Vista*, and now the New Xbox Experience, seem to be a product of the following thought process:
- Apple is cool
- Apple makes shiny computers for idiots
- If we make shiny shit for idiots, we will be cool too
Neglecting two obvious points: 1) when it comes to computers and set-top-boxes, Apple's market share is negligible, and thus copying them is not necessarily a fantastic idea, and 2) the iPod owes its success not to pretty flippy album covers, but to excellent hardware design, tight integration with the computer, and extensive testing so that it just-works, and most of the stuff you'd want to do with it happens automatically when you plug it in. Simply copying the eyecandy, and neglecting the usability and reliability is not going to work.

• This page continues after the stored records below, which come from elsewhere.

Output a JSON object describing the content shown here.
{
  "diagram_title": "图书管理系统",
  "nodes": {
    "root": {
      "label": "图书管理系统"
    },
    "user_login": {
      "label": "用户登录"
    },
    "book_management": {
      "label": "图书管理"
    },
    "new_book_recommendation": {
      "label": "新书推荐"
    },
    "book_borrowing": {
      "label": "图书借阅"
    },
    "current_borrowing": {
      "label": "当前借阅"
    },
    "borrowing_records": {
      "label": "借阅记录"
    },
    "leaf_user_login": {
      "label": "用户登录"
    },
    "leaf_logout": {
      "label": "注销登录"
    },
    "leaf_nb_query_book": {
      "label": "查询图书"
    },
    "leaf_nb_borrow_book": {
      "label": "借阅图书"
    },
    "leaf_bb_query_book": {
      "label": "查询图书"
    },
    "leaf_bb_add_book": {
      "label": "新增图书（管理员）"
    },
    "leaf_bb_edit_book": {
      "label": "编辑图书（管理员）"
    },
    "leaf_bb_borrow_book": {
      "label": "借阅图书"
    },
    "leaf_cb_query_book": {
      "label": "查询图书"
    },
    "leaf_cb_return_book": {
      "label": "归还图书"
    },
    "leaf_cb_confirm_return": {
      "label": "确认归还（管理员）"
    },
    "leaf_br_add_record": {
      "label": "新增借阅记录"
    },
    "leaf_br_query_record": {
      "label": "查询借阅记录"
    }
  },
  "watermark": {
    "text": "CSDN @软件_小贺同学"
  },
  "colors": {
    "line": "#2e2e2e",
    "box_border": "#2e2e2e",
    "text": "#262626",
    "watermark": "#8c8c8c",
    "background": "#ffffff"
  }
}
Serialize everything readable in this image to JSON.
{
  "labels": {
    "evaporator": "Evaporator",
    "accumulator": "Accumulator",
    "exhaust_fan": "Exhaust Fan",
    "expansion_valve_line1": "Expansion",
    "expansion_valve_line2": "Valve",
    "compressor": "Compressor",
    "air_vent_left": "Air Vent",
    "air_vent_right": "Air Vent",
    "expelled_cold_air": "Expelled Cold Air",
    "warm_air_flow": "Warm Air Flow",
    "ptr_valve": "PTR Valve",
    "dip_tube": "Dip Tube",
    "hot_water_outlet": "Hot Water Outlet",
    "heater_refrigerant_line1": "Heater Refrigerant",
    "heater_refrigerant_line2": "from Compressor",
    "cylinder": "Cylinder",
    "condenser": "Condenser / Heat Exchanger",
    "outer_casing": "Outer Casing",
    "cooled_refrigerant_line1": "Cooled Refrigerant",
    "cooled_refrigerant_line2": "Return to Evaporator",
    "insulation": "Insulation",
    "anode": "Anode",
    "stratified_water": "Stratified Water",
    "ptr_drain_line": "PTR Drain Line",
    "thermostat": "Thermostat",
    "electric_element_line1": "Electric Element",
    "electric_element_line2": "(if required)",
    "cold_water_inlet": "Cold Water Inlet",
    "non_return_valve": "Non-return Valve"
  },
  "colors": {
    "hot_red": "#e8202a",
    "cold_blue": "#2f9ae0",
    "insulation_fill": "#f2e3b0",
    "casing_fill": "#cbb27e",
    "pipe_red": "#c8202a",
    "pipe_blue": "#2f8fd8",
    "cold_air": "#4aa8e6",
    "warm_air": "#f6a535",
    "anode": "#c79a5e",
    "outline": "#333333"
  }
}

The screenshot in this article is an excellent example of eyecandy over usability: fully a third of the screen is wasted displaying a green and black room. The tabs overlap each other so you can only read the first two, and there's a stupid dancing office assistant over the top of the rest of them anyway. If you think the user needs to read four tabs, then make them legible; if you don't, then don't display them in the first place, but instead make whatever they do need to see as clear as you can possibly make it.
For great UI design, look at Morrowind on the Xbox (not Oblivion on the 360; Oblivion's UI is shit). It doesn't waste space, but it also doesn't display extraneous information. It's aimed at the experienced user, because that's what the majority of users are: sure they
were beginners at some point, but because the interface is logical and consistent, they learned it quickly and they're not beginners any more. Doing stuff they'd find annoying, just to make someone who'd never seen it before go
oooh would be crazy.
Now imagine taking giving Morrowind's tabs the New Xbox Experience: instead of the one you're interested in getting the whole screen, it now gets only a third. The others you're not interested in are all lurking behind it, in Glorious 3D, albeit so small that you can't read them even if you wanted to. Which you don't. And anyway, you can't see them because your Player Character is taking up the other half of the screen standing in front of them and shuffling. Wouldn't that be terrible? Yes it would. You've got so caught up in making it pretty that it no longer actually works as a user interface.
* I'm not going to dump that much on Vista, because it's clearly a product of desperation. If Microsoft had put in any features or applications that people actually wanted (for instance any of the stuff now standard in OSX and Linux distributions), they'd just get sued again for 'anticompetitive business practices'.
The only compensation to this whole debacle is that it makes the perpetrators of that XBMC skin look like a bunch of tits.